- Born: 13 March 1989 (age 36) Altdöbern, Germany (fmr. GDR)
- Education: Berlin University of the Arts Tama Art University Bauhaus University Nagoya Zokei University
- Occupations: Media Artist; Creative Technologist;
- Known for: Kinetic art, Light art, Sculpture, Installation
- Website: einsdreidrei.com

= Sebastian Wolf (artist) =

Sebastian Wolf (born 1989) is a German Media artist and designer. In his work he explores "novel technologies and their inherent aesthetic and emotional potential" through interactive kinetic and light installations, usually incorporating natural elements. He lives and works in Berlin.

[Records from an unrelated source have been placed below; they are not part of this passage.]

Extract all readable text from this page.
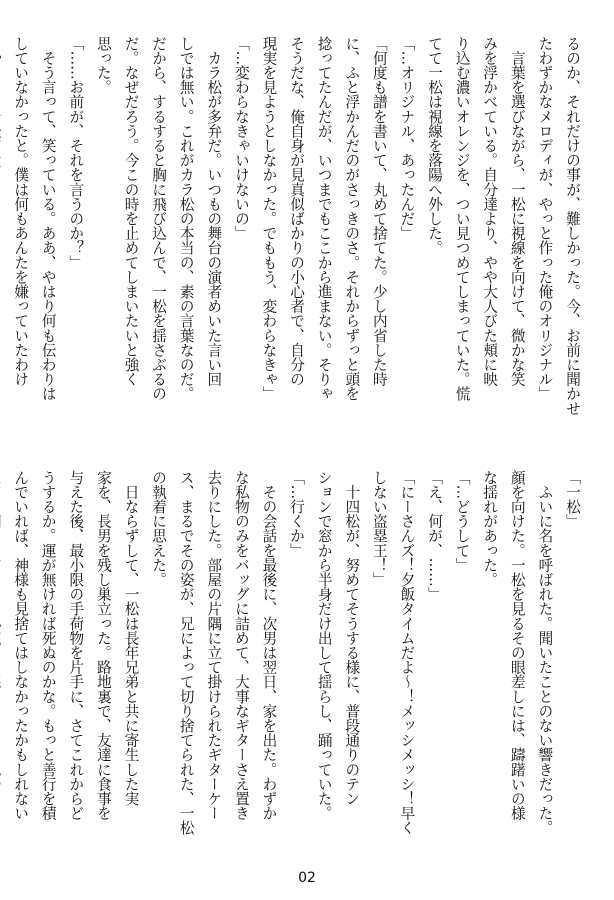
るのか、それだけの事が、難しかった。今、お前に聞かせ
たわずかなメロディが、やっと作った俺のオリジナル」
　言葉を選びながら、一松に視線を向けて、微かな笑
みを浮かべている。自分達より、やや大人びた頬に映
り込む濃いオレンジを、つい見つめてしまっていた。慌
てて一松は視線を落陽へ外した。
「…オリジナル、あったんだ」
「何度も譜を書いて、丸めて捨てた。少し内省した時
に、ふと浮かんだのがさっきのさ。それからずっと頭を
捻ってたんだが、いつまでもここから進まない。そりゃ
そうだな、俺自身が見真似ばかりの小心者で、自分の
現実を見ようとしなかった。でももう、変わらなきゃ」
「…変わらなきゃいけないの」
　カラ松が多弁だ。いつもの舞台の演者めいた言い回
しでは無い。これがカラ松の本当の、素の言葉なのだ。
だから、するすると胸に飛び込んで、一松を揺さぶるの
だ。なぜだろう。今この時を止めてしまいたいと強く
思った。
「……お前が、それを言うのか？」
　そう言って、笑っている。ああ、やはり何も伝わりは
していなかったと。僕は何もあんたを嫌っていたわけ
「一松」
　ふいに名を呼ばれた。聞いたことのない響きだった。
顔を向けた。一松を見るその眼差しには、躊躇いの様
な揺れがあった。
「…どうして」
「え、何が、……」
「にーさんズ！夕飯タイムだよ～！メッシメッシ！早く
しない盗塁王！」
　十四松が、努めてそうする様に、普段通りのテン
ションで窓から半身だけ出して揺らし、踊っていた。
「…行くか」
　その会話を最後に、次男は翌日、家を出た。わずか
な私物のみをバッグに詰めて、大事なギターさえ置き
去りにした。部屋の片隅に立て掛けられたギターケー
ス、まるでその姿が、兄によって切り捨てられた、一松
の執着に思えた。
　日ならずして、一松は長年兄弟と共に寄生した実
家を、長男を残し巣立った。路地裏で、友達に食事を
与えた後、最小限の手荷物を片手に、さてこれからど
うするか。運が無ければ死ぬのかな。もっと善行を積
んでいれば、神様も見捨てはしなかったかもしれない
02
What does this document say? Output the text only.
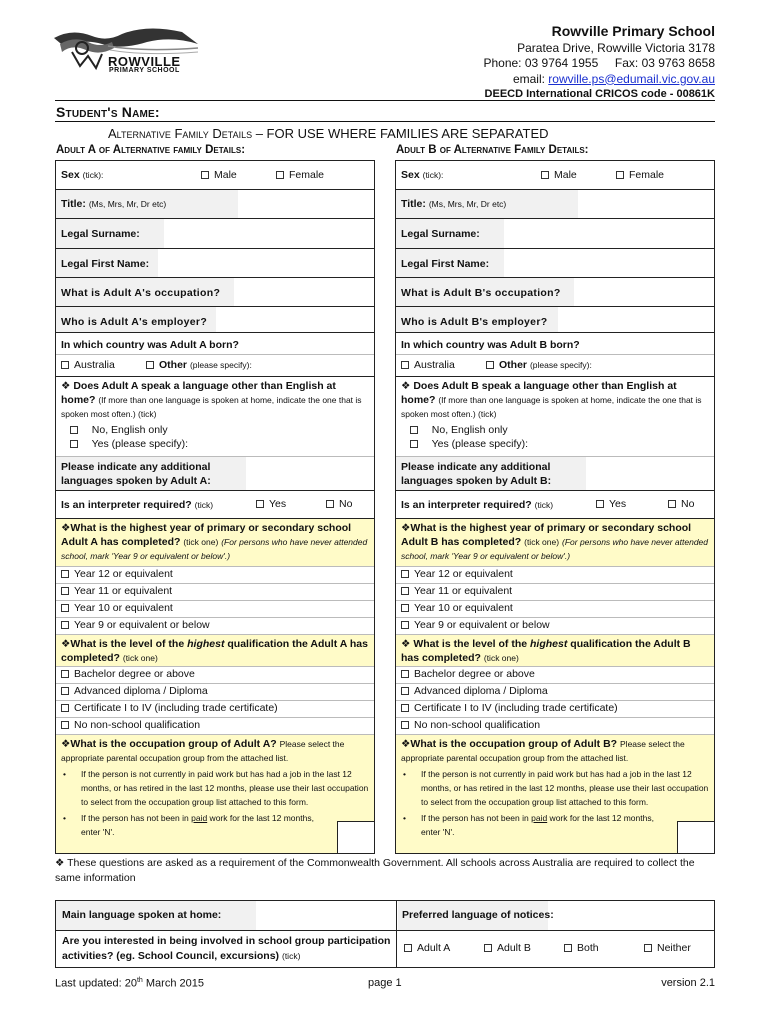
ROWVILLE
PRIMARY SCHOOL
Rowville Primary School
Paratea Drive, Rowville Victoria 3178
Phone: 03 9764 1955     Fax: 03 9763 8658
email: rowville.ps@edumail.vic.gov.au
DEECD International CRICOS code - 00861K
Student's Name:
Alternative Family Details – FOR USE WHERE FAMILIES ARE SEPARATED
Adult A of Alternative family Details:	Adult B of Alternative Family Details:
Sex (tick):	Male	Female
Title: (Ms, Mrs, Mr, Dr etc)
Legal Surname:
Legal First Name:
What is Adult A's occupation?
Who is Adult A's employer?
In which country was Adult A born?
Australia	Other (please specify):
❖ Does Adult A speak a language other than English at home? (If more than one language is spoken at home, indicate the one that is spoken most often.) (tick)
No, English only
Yes (please specify):
Please indicate any additional languages spoken by Adult A:
Is an interpreter required? (tick)	Yes	No
❖What is the highest year of primary or secondary school Adult A has completed? (tick one) (For persons who have never attended school, mark 'Year 9 or equivalent or below'.)
Year 12 or equivalent
Year 11 or equivalent
Year 10 or equivalent
Year 9 or equivalent or below
❖What is the level of the highest qualification the Adult A has completed? (tick one)
Bachelor degree or above
Advanced diploma / Diploma
Certificate I to IV (including trade certificate)
No non-school qualification
❖What is the occupation group of Adult A? Please select the appropriate parental occupation group from the attached list.
• If the person is not currently in paid work but has had a job in the last 12 months, or has retired in the last 12 months, please use their last occupation to select from the occupation group list attached to this form.
• If the person has not been in paid work for the last 12 months, enter 'N'.
Sex (tick):	Male	Female
Title: (Ms, Mrs, Mr, Dr etc)
Legal Surname:
Legal First Name:
What is Adult B's occupation?
Who is Adult B's employer?
In which country was Adult B born?
Australia	Other (please specify):
❖ Does Adult B speak a language other than English at home? (If more than one language is spoken at home, indicate the one that is spoken most often.) (tick)
No, English only
Yes (please specify):
Please indicate any additional languages spoken by Adult B:
Is an interpreter required? (tick)	Yes	No
❖What is the highest year of primary or secondary school Adult B has completed? (tick one) (For persons who have never attended school, mark 'Year 9 or equivalent or below'.)
Year 12 or equivalent
Year 11 or equivalent
Year 10 or equivalent
Year 9 or equivalent or below
❖ What is the level of the highest qualification the Adult B has completed? (tick one)
Bachelor degree or above
Advanced diploma / Diploma
Certificate I to IV (including trade certificate)
No non-school qualification
❖What is the occupation group of Adult B? Please select the appropriate parental occupation group from the attached list.
• If the person is not currently in paid work but has had a job in the last 12 months, or has retired in the last 12 months, please use their last occupation to select from the occupation group list attached to this form.
• If the person has not been in paid work for the last 12 months, enter 'N'.
❖ These questions are asked as a requirement of the Commonwealth Government. All schools across Australia are required to collect the same information
Main language spoken at home:	Preferred language of notices:
Are you interested in being involved in school group participation activities? (eg. School Council, excursions) (tick)
Adult A	Adult B	Both	Neither
Last updated: 20th March 2015	page 1	version 2.1
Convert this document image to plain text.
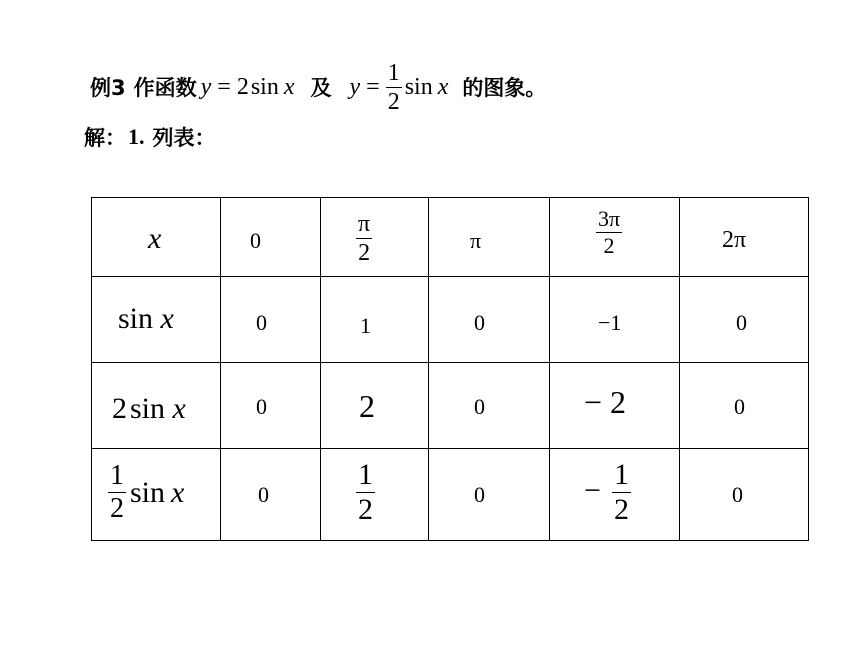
例3 作函数 y = 2 sin x 及 $y = \frac{1}{2}$ sin x 的图象。
解： 1. 列表：
x	0	$\frac{\pi}{2}$	π	$\frac{3\pi}{2}$	2π
sin x	0	1	0	−1	0
2 sin x	0	2	0	− 2	0
$\frac{1}{2}$ sin x	0	$\frac{1}{2}$	0	− $\frac{1}{2}$	0
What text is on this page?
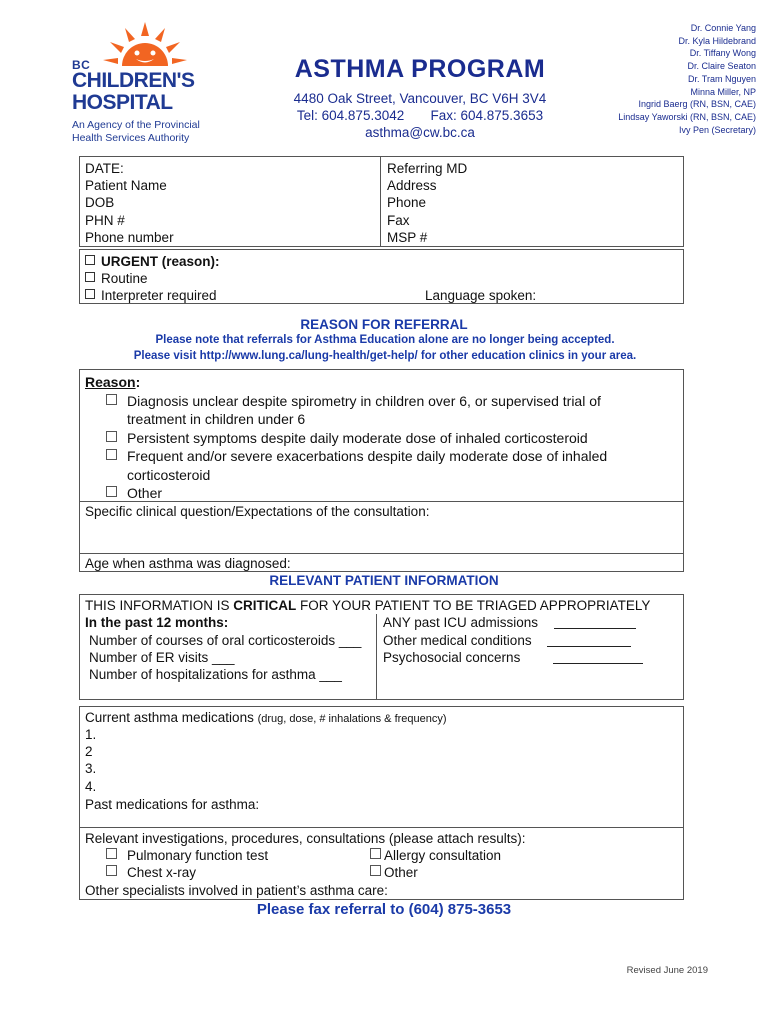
BC
CHILDREN'S
HOSPITAL
An Agency of the Provincial
Health Services Authority
ASTHMA PROGRAM
4480 Oak Street, Vancouver, BC V6H 3V4
Tel: 604.875.3042 Fax: 604.875.3653
asthma@cw.bc.ca
Dr. Connie Yang
Dr. Kyla Hildebrand
Dr. Tiffany Wong
Dr. Claire Seaton
Dr. Tram Nguyen
Minna Miller, NP
Ingrid Baerg (RN, BSN, CAE)
Lindsay Yaworski (RN, BSN, CAE)
Ivy Pen (Secretary)
DATE:
Patient Name
DOB
PHN #
Phone number
Referring MD
Address
Phone
Fax
MSP #
URGENT (reason):
Routine
Interpreter required	Language spoken:
REASON FOR REFERRAL
Please note that referrals for Asthma Education alone are no longer being accepted.
Please visit http://www.lung.ca/lung-health/get-help/ for other education clinics in your area.
Reason:
Diagnosis unclear despite spirometry in children over 6, or supervised trial of
treatment in children under 6
Persistent symptoms despite daily moderate dose of inhaled corticosteroid
Frequent and/or severe exacerbations despite daily moderate dose of inhaled
corticosteroid
Other
Specific clinical question/Expectations of the consultation:
Age when asthma was diagnosed:
RELEVANT PATIENT INFORMATION
THIS INFORMATION IS CRITICAL FOR YOUR PATIENT TO BE TRIAGED APPROPRIATELY
In the past 12 months:
Number of courses of oral corticosteroids ___
Number of ER visits ___
Number of hospitalizations for asthma ___
ANY past ICU admissions
Other medical conditions
Psychosocial concerns
Current asthma medications (drug, dose, # inhalations & frequency)
1.
2
3.
4.
Past medications for asthma:
Relevant investigations, procedures, consultations (please attach results):
Pulmonary function test
Chest x-ray
Allergy consultation
Other
Other specialists involved in patient’s asthma care:
Please fax referral to (604) 875-3653
Revised June 2019
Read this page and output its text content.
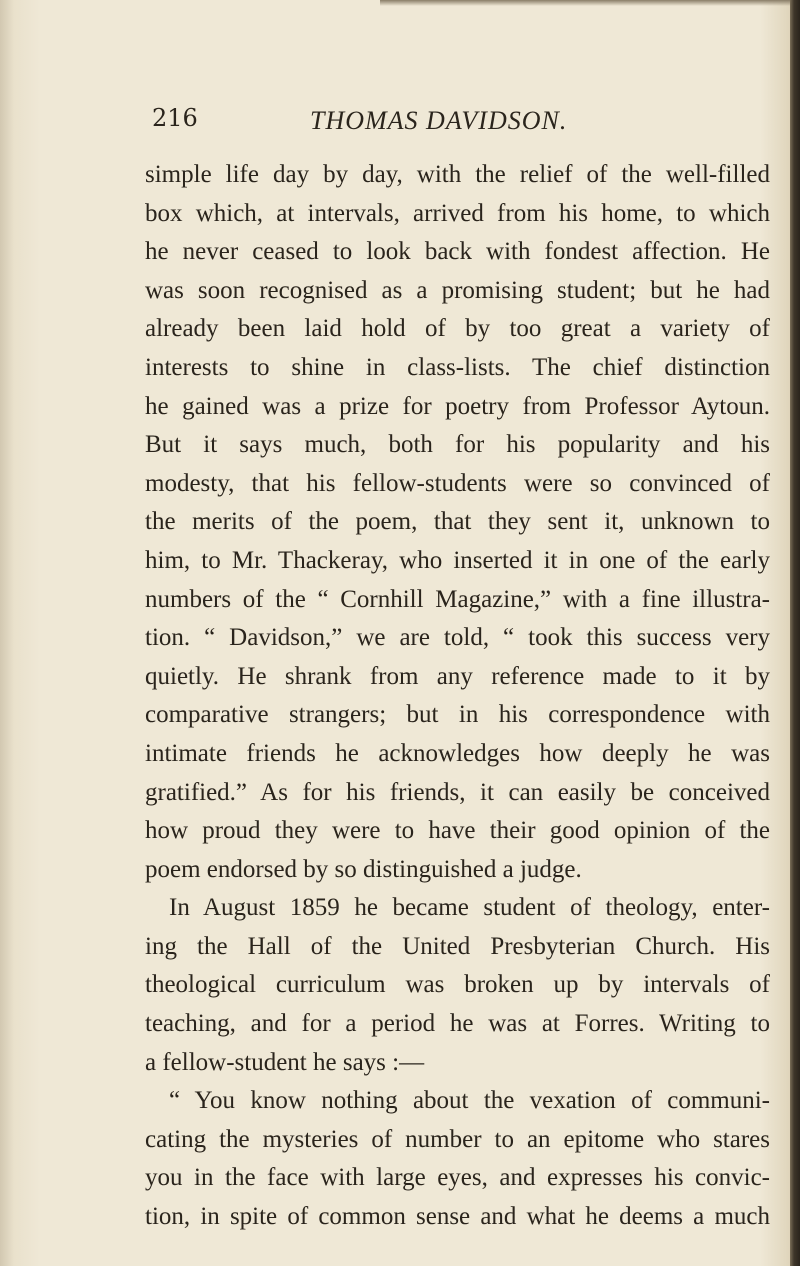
216	THOMAS DAVIDSON.
simple life day by day, with the relief of the well-filled
box which, at intervals, arrived from his home, to which
he never ceased to look back with fondest affection. He
was soon recognised as a promising student; but he had
already been laid hold of by too great a variety of
interests to shine in class-lists. The chief distinction
he gained was a prize for poetry from Professor Aytoun.
But it says much, both for his popularity and his
modesty, that his fellow-students were so convinced of
the merits of the poem, that they sent it, unknown to
him, to Mr. Thackeray, who inserted it in one of the early
numbers of the “ Cornhill Magazine,” with a fine illustra-
tion. “ Davidson,” we are told, “ took this success very
quietly. He shrank from any reference made to it by
comparative strangers; but in his correspondence with
intimate friends he acknowledges how deeply he was
gratified.” As for his friends, it can easily be conceived
how proud they were to have their good opinion of the
poem endorsed by so distinguished a judge.
In August 1859 he became student of theology, enter-
ing the Hall of the United Presbyterian Church. His
theological curriculum was broken up by intervals of
teaching, and for a period he was at Forres. Writing to
a fellow-student he says :—
“ You know nothing about the vexation of communi-
cating the mysteries of number to an epitome who stares
you in the face with large eyes, and expresses his convic-
tion, in spite of common sense and what he deems a much
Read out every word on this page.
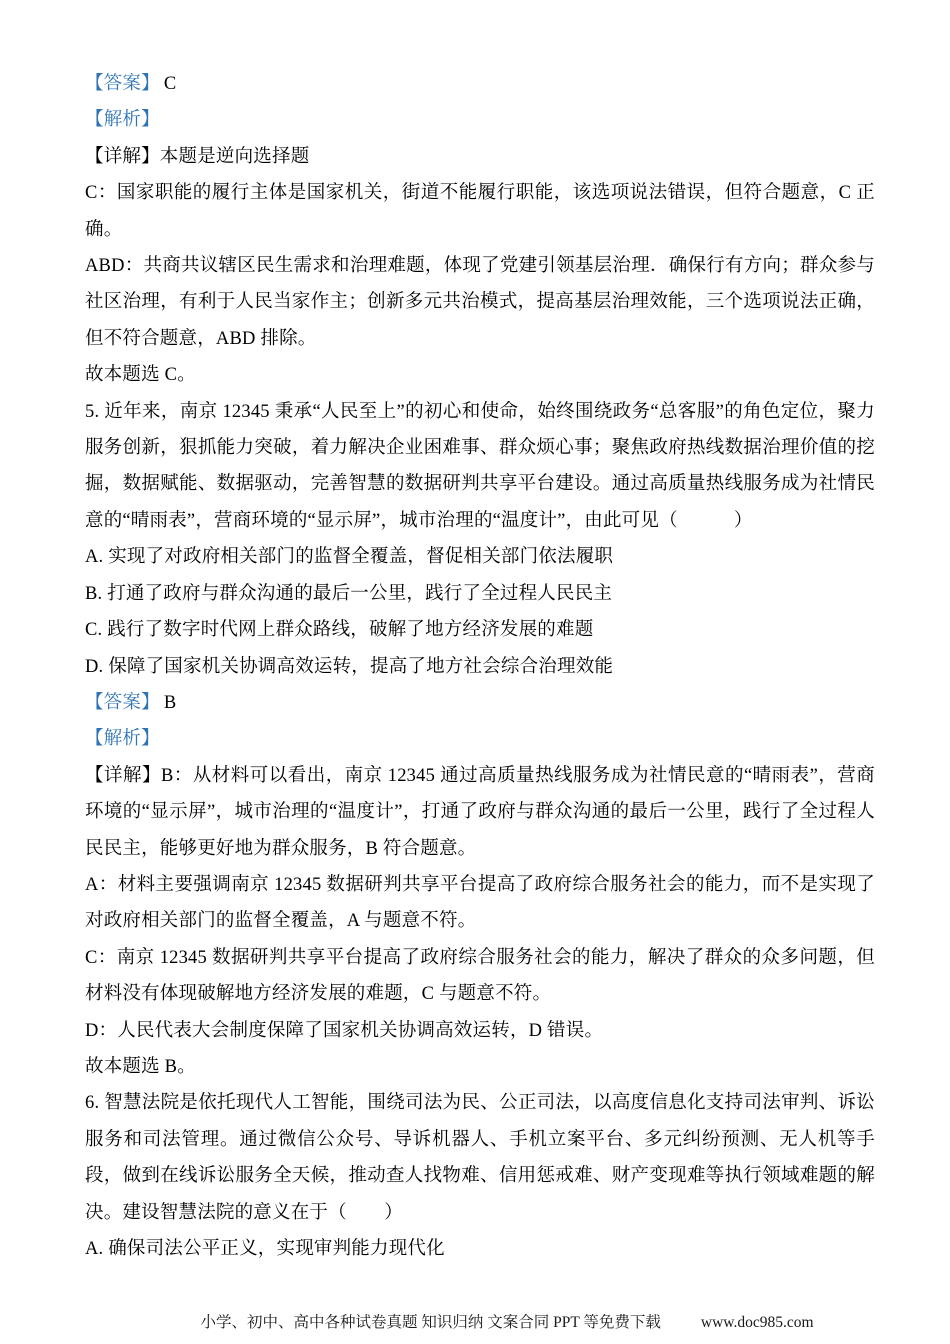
【答案】 C

【解析】

【详解】本题是逆向选择题

C：国家职能的履行主体是国家机关，街道不能履行职能，该选项说法错误，但符合题意，C 正确。

ABD：共商共议辖区民生需求和治理难题，体现了党建引领基层治理．确保行有方向；群众参与社区治理，有利于人民当家作主；创新多元共治模式，提高基层治理效能，三个选项说法正确，但不符合题意，ABD 排除。

故本题选 C。

5. 近年来，南京 12345 秉承“人民至上”的初心和使命，始终围绕政务“总客服”的角色定位，聚力服务创新，狠抓能力突破，着力解决企业困难事、群众烦心事；聚焦政府热线数据治理价值的挖掘，数据赋能、数据驱动，完善智慧的数据研判共享平台建设。通过高质量热线服务成为社情民意的“晴雨表”，营商环境的“显示屏”，城市治理的“温度计”，由此可见（　　　）

A. 实现了对政府相关部门的监督全覆盖，督促相关部门依法履职

B. 打通了政府与群众沟通的最后一公里，践行了全过程人民民主

C. 践行了数字时代网上群众路线，破解了地方经济发展的难题

D. 保障了国家机关协调高效运转，提高了地方社会综合治理效能

【答案】 B

【解析】

【详解】B：从材料可以看出，南京 12345 通过高质量热线服务成为社情民意的“晴雨表”，营商环境的“显示屏”，城市治理的“温度计”，打通了政府与群众沟通的最后一公里，践行了全过程人民民主，能够更好地为群众服务，B 符合题意。

A：材料主要强调南京 12345 数据研判共享平台提高了政府综合服务社会的能力，而不是实现了对政府相关部门的监督全覆盖，A 与题意不符。

C：南京 12345 数据研判共享平台提高了政府综合服务社会的能力，解决了群众的众多问题，但材料没有体现破解地方经济发展的难题，C 与题意不符。

D：人民代表大会制度保障了国家机关协调高效运转，D 错误。

故本题选 B。

6. 智慧法院是依托现代人工智能，围绕司法为民、公正司法，以高度信息化支持司法审判、诉讼服务和司法管理。通过微信公众号、导诉机器人、手机立案平台、多元纠纷预测、无人机等手段，做到在线诉讼服务全天候，推动查人找物难、信用惩戒难、财产变现难等执行领域难题的解决。建设智慧法院的意义在于（　　）

A. 确保司法公平正义，实现审判能力现代化

小学、初中、高中各种试卷真题 知识归纳 文案合同 PPT 等免费下载	www.doc985.com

== Early life and education ==
Wolf holds a BFA in Media Art from Bauhaus University and a postgraduate degree in New Media from Berlin University of the Arts where he studied under Professor Joachim Sauter. He also studied Art & Media at Tama Art University as well as Contemporary Art at Nagoya Zokei University in Japan.

== Work ==
Wolf's work has been shown internationally, most notably at the National Museum of Emerging Science and Innovation, Tokyo, the Center for Art and Media Karlsruhe and frequently at the Ars Electronica Festival, Linz. Other exhibitions include the European Media Art Festival, re:publica, transmediale, and Scopitone Festival.

In 2016 he received the Zebrastraat New Technological Art Award for his work "Brume", a sculpture entirely made of ultralight mist. For his 2019 work "drawhearts", in which a machine utilizes vapour to produce ephemeral hand-drawn heart shapes on a pane of glass, he has been awarded the 2020 New Face Award (Art Division) of the 23rd Japan Media Arts Festival.